Well, I'm now one year past D Day plus one day. Glad that antiversary is behind me. I just wanted to stop and say thank you to everyone on this board. The people here have really helped me to straighten things out in my head and to get back on an even keel. When I first showed up here I was something of an emotional train wreck and with your help I am now much much better. From the people who have hit me with 2 X 4's to the people who offered words of encouragement or understanding - it all helped, every bit of it. I'm not sure I've ever encountered a group where so many people just genuinely want to help others - and all complete strangers at that!! Amazing!! 

My wife and I are working at what looks like will be a very successful reconciliation. She has been my rock through this. I find it amazing that despite the hurt I inflicted upon her she was still strong enough to be there for me as I came apart and put myself back together emotionally. Not that I didn't do the same for her, but I owed it to her. She did it for me out of nothing but love and for that I will be forever in her debt. We are today closer than we ever have been, communicating more, and really enjoying the new deeper connection between us. We still deal with it all and will for some time I'm sure - it is still a work in process. I actually think our marriage - any marriage - should always be a work in process. Kind of like gardening, if we don't tend it, show it love, and put effort into it will struggle and never be as productive as it could be and might even die. 
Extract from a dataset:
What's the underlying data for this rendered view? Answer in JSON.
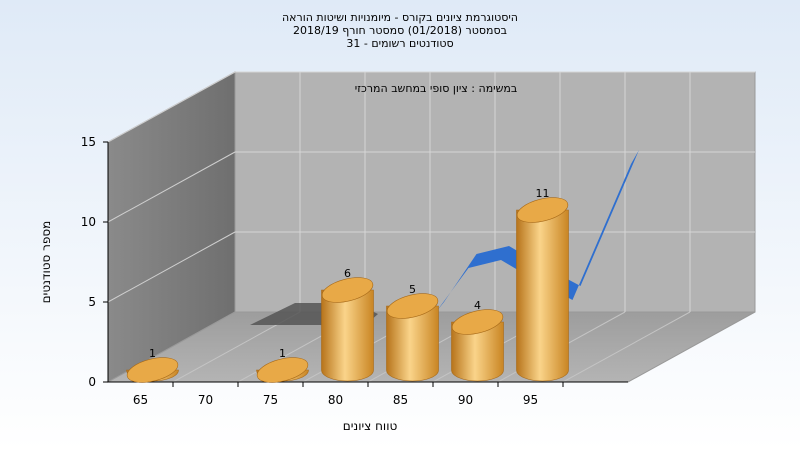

Thank you again to people who make this board possible, the moderators, and the members here. This is a tremendous resource and an awesome group of people!!!:yay:


----------



## Hoosier (May 17, 2011)

congrats Sig! looking forward to the day I can say I am back on an even keel! By posting this message you give others something to hang on to...to know that we will heal eventually. Keep working on your marriage, god bless you.


----------



## Amplexor (Feb 13, 2008)

Great to hear Sig, keep moving forward. We all love hearing the success stories. I'm 4+ years post D-day. This year I had actually forgotten the date until Outlook sent me a reminder.


----------



## Jellybeans (Mar 8, 2011)

I am glad to hear you guys are working at restoring your relationship. It's nice to hear a good story here


----------



## LovesHerMan (Jul 28, 2011)

Congratulations! It is good to hear a success story of recovery and hope. There is nothing like coming out on the other side to make you feel grateful and at peace.


----------



## it-guy (Jan 6, 2011)

Congrats!!! So good to hear!


----------



## seductive (Aug 12, 2011)

Congratulations..:smthumbup:
And I also agree with you...I would not beleive it if I do not get this kind of honest advices here...


----------